Venuto il giorno, anzi la sera della partenza, salutati i parenti che li avevano accompagnati alla stazione, prendemmo posto sul treno che in mezz’ora ci avrebbe portati alla stazione centrale del Capoluogo, dove ci aspettavano le cuccette a noi riservate sul treno diretto a Napoli.
I ragazzi, distribuiti a quattro a quattro nei piccoli scomparti del trenino locale accostati ai finestrini, per passare il tempo cacciarono dagli zaini mazzetti di carte da gioco. Così si intrattenevano giocando a briscola o a tressette, mentre io con discrezione mi aggiravo a salutare i vari gruppi. Tra una “mano” e l’altra, quand’era il momento di raccogliere le carte dal piano di uno zainetto che fungeva da tavolo da gioco, mi intromettevo ora qua ora là e prendendone tre improvvisavo nella breve pausa il gioco delle tre carte, con somma curiosità e partecipazione da parte dei ragazzi.

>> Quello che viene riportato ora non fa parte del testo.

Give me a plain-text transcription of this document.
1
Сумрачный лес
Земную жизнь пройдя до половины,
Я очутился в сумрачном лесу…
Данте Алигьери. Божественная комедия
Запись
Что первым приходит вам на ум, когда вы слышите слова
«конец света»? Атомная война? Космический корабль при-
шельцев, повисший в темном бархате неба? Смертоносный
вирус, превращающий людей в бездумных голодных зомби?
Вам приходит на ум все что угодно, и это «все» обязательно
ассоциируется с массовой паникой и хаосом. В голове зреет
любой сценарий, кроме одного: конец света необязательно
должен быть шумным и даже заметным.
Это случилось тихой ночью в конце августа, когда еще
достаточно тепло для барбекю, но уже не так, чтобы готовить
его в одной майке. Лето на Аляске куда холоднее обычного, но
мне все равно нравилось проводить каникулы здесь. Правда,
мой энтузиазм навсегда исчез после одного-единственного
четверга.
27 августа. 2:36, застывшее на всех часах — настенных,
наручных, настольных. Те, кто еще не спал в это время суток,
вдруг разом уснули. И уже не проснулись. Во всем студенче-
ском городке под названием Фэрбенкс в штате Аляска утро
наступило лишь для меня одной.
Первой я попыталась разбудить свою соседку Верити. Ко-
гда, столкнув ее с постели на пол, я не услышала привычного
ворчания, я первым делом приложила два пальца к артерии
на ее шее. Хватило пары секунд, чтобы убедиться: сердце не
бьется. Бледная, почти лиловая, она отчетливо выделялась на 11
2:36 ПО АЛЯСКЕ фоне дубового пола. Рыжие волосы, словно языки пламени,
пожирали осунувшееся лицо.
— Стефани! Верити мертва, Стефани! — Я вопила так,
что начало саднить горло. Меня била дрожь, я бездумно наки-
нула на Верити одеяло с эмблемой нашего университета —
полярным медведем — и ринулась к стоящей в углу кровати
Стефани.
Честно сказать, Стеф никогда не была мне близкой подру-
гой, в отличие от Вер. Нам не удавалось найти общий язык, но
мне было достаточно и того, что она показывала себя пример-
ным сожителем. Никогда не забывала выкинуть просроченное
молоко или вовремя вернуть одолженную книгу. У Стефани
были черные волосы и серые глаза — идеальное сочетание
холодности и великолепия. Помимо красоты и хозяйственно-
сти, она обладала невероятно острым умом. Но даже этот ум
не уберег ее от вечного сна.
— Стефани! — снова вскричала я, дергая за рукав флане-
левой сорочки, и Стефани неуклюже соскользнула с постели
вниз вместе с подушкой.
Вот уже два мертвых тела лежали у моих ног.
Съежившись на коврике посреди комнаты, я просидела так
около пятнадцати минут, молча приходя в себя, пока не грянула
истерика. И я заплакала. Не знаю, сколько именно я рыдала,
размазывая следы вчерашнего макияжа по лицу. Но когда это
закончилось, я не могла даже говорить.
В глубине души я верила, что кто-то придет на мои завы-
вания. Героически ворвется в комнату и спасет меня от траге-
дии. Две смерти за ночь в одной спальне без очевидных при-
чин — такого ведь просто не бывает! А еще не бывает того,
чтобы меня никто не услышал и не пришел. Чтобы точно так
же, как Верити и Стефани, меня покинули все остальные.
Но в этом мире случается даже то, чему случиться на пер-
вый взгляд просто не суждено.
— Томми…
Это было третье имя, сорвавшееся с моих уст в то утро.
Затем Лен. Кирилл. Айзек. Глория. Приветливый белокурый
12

Intanto arrivammo al Capoluogo e ci sistemammo nel treno che ci avrebbe portati a Napoli. La maggior parte dei ragazzi che mi avevano visto fare il gioco delle tre carte ne aveva imparato la tecnica: quello che si chiama il “trucco”. Ma qui, la mia, era solo abilità. Essi, l’abilità l’avrebbero acquisita in seguito. La cosa più importante fu che avevano apprezzato la bellezza del gioco senza dover ricorrere all’utilizzo del denaro.
L’indomani, all’arrivo alla stazione di Napoli, tutti erano in grado, anche se da principianti, di muovere mani e dita e praticare con sicurezza il gioco.
Il viaggio a Napoli fu di grande successo. I ragazzi visitarono luoghi di cultura, ammirarono bellezze naturali, gustarono prelibatezze culinarie, apprezzarono il clima e l’umore della vita della metropoli: sperimentarono l’umanità della popolazione.
Visitarono Capri e Sorrento, Pompei, Oplontis ed Ercolano, e altre belle cittadine del circondario. Gustarono la pizza e la mozzarella, la pastiera e le sfogliatelle. Ma soprattutto “impararono” il gioco delle tre carte.